The contract is expected to be worth around €200 million. Passage through the tunnel on the fully electrified rail line is expected to last around seven minutes.
Femern is the Danish planning company charged with preparing the Fehmarnbelt Tunnel across the Baltic Sea between the Danish island of Lolland and the German island of Fehmarn. The tunnel will comprise a dual-track railway and a four-lane motorway. Femern ‘s work falls under a treaty between Denmark and Germany which was signed in 2008. The planned tunnel, together with upgrades to the surrounding infrastructure, will reduce travel times between Northern Germany and Scandinavia.
The contract will comprise a 25km two-track railway to run trains at 200kph and a catenary system of which 18km will be in the tunnel itself and 7km outside the tunnel, on the Danish and German sides.

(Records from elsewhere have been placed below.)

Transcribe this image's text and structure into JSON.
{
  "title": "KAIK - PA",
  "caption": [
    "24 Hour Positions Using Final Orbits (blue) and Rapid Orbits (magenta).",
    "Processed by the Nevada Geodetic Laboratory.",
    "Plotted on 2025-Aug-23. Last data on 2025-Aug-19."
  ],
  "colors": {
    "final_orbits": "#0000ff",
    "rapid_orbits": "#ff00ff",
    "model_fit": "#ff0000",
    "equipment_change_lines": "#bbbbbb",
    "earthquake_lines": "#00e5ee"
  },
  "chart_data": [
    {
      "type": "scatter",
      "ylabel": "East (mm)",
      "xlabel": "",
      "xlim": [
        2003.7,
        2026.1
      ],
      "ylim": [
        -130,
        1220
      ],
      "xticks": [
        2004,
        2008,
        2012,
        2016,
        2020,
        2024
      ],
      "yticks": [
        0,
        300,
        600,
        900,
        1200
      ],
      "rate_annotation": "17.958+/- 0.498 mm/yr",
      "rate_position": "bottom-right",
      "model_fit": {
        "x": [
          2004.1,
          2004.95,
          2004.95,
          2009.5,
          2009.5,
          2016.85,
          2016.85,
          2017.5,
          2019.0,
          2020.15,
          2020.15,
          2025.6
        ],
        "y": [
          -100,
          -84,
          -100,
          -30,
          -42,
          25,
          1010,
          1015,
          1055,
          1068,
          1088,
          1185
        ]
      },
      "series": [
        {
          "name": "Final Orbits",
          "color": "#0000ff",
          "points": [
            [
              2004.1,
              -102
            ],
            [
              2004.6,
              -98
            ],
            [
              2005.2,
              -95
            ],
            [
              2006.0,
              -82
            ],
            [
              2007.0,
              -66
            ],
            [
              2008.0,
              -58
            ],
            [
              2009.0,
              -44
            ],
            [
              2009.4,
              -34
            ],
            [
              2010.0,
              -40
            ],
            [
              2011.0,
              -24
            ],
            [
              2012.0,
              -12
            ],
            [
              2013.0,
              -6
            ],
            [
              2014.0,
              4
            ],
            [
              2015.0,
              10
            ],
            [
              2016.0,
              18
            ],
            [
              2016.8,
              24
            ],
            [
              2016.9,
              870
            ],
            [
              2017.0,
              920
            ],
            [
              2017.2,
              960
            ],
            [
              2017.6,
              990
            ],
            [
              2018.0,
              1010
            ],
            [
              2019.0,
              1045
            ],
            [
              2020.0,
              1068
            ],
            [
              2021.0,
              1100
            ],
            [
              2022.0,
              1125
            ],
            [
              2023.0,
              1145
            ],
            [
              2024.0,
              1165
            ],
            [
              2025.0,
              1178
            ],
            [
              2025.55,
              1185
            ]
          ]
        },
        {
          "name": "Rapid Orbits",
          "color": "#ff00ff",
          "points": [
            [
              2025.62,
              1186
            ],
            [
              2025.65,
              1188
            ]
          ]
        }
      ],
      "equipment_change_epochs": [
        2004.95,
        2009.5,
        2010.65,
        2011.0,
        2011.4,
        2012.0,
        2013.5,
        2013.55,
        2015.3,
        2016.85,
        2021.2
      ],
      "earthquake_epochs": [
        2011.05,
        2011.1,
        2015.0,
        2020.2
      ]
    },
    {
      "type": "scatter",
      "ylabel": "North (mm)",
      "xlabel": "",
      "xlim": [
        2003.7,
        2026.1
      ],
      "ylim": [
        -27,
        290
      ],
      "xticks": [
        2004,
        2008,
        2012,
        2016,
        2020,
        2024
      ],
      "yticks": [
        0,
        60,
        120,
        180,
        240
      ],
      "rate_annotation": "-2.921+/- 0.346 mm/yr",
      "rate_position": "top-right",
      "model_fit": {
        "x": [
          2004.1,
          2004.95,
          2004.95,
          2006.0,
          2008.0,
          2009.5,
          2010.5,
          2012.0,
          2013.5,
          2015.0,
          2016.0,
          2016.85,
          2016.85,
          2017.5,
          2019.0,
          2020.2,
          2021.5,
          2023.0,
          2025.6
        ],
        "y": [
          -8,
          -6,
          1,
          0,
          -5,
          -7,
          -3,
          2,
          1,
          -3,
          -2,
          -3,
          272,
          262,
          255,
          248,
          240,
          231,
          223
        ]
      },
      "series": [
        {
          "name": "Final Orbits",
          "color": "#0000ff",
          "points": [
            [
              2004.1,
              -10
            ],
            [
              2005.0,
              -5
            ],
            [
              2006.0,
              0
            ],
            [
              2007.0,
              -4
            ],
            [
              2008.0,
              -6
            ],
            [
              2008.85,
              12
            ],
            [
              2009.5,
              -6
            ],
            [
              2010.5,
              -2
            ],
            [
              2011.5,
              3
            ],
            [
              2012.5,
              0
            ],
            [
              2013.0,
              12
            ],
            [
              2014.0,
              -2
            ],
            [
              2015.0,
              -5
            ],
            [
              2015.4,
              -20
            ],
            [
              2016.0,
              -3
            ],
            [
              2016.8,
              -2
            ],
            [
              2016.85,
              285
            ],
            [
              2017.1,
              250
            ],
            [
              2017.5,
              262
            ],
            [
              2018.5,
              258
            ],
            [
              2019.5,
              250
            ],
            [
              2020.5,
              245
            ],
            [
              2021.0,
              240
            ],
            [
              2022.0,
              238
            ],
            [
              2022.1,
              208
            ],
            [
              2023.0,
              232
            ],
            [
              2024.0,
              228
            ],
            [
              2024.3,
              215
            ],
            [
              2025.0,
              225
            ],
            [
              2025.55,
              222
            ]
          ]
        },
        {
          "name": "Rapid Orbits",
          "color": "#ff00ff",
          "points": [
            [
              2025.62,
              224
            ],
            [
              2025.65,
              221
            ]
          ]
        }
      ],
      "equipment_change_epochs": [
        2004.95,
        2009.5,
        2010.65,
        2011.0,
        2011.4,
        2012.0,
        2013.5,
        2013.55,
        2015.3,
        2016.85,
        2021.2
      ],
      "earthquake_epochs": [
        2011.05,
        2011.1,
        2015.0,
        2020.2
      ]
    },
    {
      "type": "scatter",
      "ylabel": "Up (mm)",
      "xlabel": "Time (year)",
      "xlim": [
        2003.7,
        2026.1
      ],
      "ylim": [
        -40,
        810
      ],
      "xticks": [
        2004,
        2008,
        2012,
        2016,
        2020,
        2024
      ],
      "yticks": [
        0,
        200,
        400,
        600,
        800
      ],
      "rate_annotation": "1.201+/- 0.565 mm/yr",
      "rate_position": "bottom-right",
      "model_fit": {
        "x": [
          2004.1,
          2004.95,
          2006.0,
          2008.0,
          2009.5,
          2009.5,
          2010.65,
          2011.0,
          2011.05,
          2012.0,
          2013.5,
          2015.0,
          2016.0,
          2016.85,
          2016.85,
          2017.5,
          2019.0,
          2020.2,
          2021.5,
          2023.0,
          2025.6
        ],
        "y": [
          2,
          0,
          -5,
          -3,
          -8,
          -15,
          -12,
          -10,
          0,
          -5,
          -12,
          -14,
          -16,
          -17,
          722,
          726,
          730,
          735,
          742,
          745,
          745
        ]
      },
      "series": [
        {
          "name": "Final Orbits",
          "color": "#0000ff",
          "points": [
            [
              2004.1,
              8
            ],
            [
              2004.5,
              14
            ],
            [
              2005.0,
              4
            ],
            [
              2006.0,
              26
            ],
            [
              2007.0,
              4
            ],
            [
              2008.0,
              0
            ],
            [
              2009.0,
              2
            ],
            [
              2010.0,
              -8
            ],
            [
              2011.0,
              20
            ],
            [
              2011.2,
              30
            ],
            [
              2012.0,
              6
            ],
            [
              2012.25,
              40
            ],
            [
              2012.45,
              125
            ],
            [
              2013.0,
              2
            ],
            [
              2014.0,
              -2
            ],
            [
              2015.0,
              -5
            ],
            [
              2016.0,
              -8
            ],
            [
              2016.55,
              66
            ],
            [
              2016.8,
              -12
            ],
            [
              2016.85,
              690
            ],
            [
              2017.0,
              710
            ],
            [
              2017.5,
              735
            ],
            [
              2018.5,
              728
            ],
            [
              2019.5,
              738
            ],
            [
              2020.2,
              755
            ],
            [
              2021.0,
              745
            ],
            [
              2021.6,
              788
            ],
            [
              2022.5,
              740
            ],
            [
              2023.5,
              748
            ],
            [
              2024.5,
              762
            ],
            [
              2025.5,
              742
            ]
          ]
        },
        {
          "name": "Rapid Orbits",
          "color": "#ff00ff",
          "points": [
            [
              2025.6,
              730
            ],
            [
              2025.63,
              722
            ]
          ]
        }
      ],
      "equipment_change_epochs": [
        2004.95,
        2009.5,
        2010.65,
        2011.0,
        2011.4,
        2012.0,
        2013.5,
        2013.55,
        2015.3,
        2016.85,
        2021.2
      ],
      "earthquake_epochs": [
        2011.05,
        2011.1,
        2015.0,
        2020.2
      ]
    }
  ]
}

The winner of the contract will be announced in the spring of 2025.
Fermen said that when the tunnel with its electrified railway is completed in 2029, it will offer a green “shortcut” for the transport of rail freight and passengers to Europe. The seven-minute ride will avoiding a 160km detour.
In December, Femern awarded a $43.2 million to the Spanish company Elecnor for a so-called “green transformer station” that will supply green power to the Fehmarnbelt tunnel’s installations and the railway line. Femern said at that time of the award that the tunnel’s electric train operations, motorway, ventilation, lighting and other systems will require a constant and reliable power supply. The tunnel will, therefore, have its own transformer station close to the Danish tunnel portal at Rødbyhavn.
The transformer station will be one of the largest facilities of its type in Denmark. It will supply power to the Fehmarnbelt tunnel’s railway and 10 km of railway on the island of Lolland as well as to the tunnel’s technical installations.
The contract sets high energy efficiency requirements and Femern A/S has stipulated that the transformer station should have the capacity to serve the electric means of transport of the future, including charging stations for electric vehicles, explained Jens Ole Kaslund, technical director for Femern.
Preparatory works on the transformer station began earlier in 2022. Elecnor will begin the construction of the transformer station itself in 2023 and will complete is in phases ready for operation in 2028.
Also late last year, Femern awarded a major formwork deal to Doka.